Bank of America recently got tangled in a cybersecurity drama, affecting 57,028 individuals due to a breach at Infosys McCamish (IMS), a third-party service, in November 2023. Not stopping there, the notorious LockBit ransomware gang claimed responsibility. 

Behind IMS is Infosys, a tech giant with a massive global footprint in IT consulting. Despite the chaos, Infosys has yet to comment on LockBit's claims or shed more light on the breach.

But that's just the tip of the iceberg; earlier in May, another breach exposed sensitive customer info via a different service provider. Let’s unpack what happened!


What Went Down?

In November 2023, IMS found itself in hot water when an unauthorized party decided to take a peek at their systems. This wasn't just a peek, though; it disrupted certain apps that Bank of America leans on for managing deferred compensation plans. IMS reported that 57,028 Bank of America customers were directly impacted. Thankfully, Bank of America’s own systems were not accessed; however, there is no information about what personal information was compromised. Definitely stay tuned for future Bank of America updates on the situation.


The Culprits Come Forward

Enter LockBit, the cyber equivalent of a blockbuster villain, claiming they were the masterminds behind the disruption on November 4th. They didn't just stop at a claim; they boasted about encrypting over 2,000 systems. Since 2020, these folks have been on a rampage, targeting everyone from the UK Royal Mail to the City of Oakland.

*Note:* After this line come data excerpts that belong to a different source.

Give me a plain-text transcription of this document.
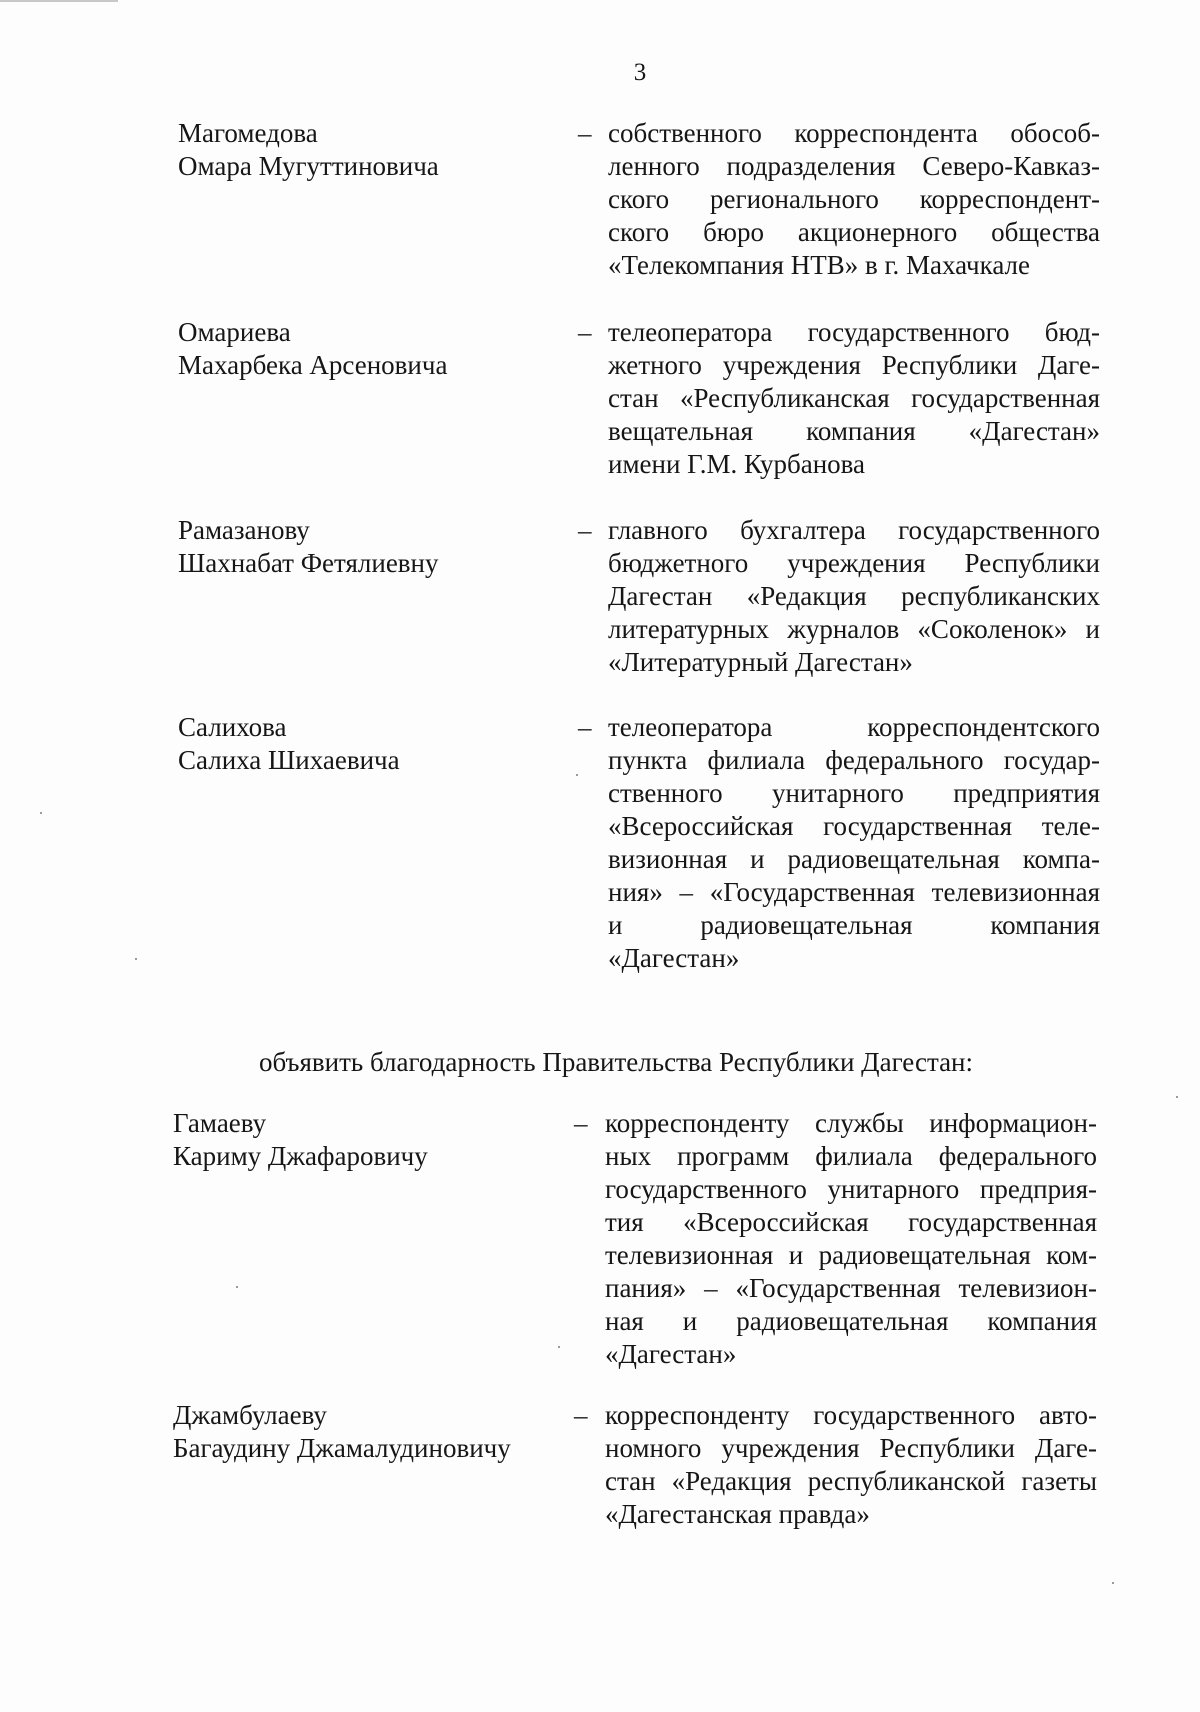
3
Магомедова
Омара Мугуттиновича
– собственного корреспондента обособ-
ленного подразделения Северо-Кавказ-
ского регионального корреспондент-
ского бюро акционерного общества
«Телекомпания НТВ» в г. Махачкале
Омариева
Махарбека Арсеновича
– телеоператора государственного бюд-
жетного учреждения Республики Даге-
стан «Республиканская государственная
вещательная компания «Дагестан»
имени Г.М. Курбанова
Рамазанову
Шахнабат Фетялиевну
– главного бухгалтера государственного
бюджетного учреждения Республики
Дагестан «Редакция республиканских
литературных журналов «Соколенок» и
«Литературный Дагестан»
Салихова
Салиха Шихаевича
– телеоператора корреспондентского
пункта филиала федерального государ-
ственного унитарного предприятия
«Всероссийская государственная теле-
визионная и радиовещательная компа-
ния» – «Государственная телевизионная
и радиовещательная компания
«Дагестан»
объявить благодарность Правительства Республики Дагестан:
Гамаеву
Кариму Джафаровичу
– корреспонденту службы информацион-
ных программ филиала федерального
государственного унитарного предприя-
тия «Всероссийская государственная
телевизионная и радиовещательная ком-
пания» – «Государственная телевизион-
ная и радиовещательная компания
«Дагестан»
Джамбулаеву
Багаудину Джамалудиновичу
– корреспонденту государственного авто-
номного учреждения Республики Даге-
стан «Редакция республиканской газеты
«Дагестанская правда»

History Repeats Itself Sometimes

Unfortunately in May 2023, Bank of America's customers faced another security hiccup. This time, the Clop cybercrime gang got their hands on sensitive info through the MOVEit Transfer platform breach, affecting over 30,000 individuals. 


Protect Your Data! 

As a consumer, hearing about data breaches like this one affecting Bank of America is quite scary. But don’t be afraid, we’ve got a few tips for you to protect yourself from incidents like these: 

  1. Stay Alert: Keep an eye on announcements about breaches or security updates related to services you use.
  2. Secure Your Passwords: Use complex, unique passwords for different accounts, and consider a password manager.
  3. Enable 2FA: Two-factor authentication adds an extra security layer, making your accounts harder to hack.
  4. Check Your Statements: Regularly review your bank and credit card statements for any suspicious activity.
  5. Avoid Phishing Traps: Be cautious of emails or messages asking for personal info. When in doubt, don't click.
  6. Keep Software Updated: Regular updates help protect against known vulnerabilities.
  7. Consider Credit Monitoring: Services that monitor your credit can alert you to potential fraud early on. Many financial institutions provide these services free of charge to their customers as a proactive measure against identity theft and fraud.


Wrapping It Up

This whole situation serves as a reminder of the cyber threats that lurk around the corner, especially when third-party services are involved. Don’t ever assume that your information is safe, even with large institutions. To consumers and enterprises alike, always proactively monitor and protect your data!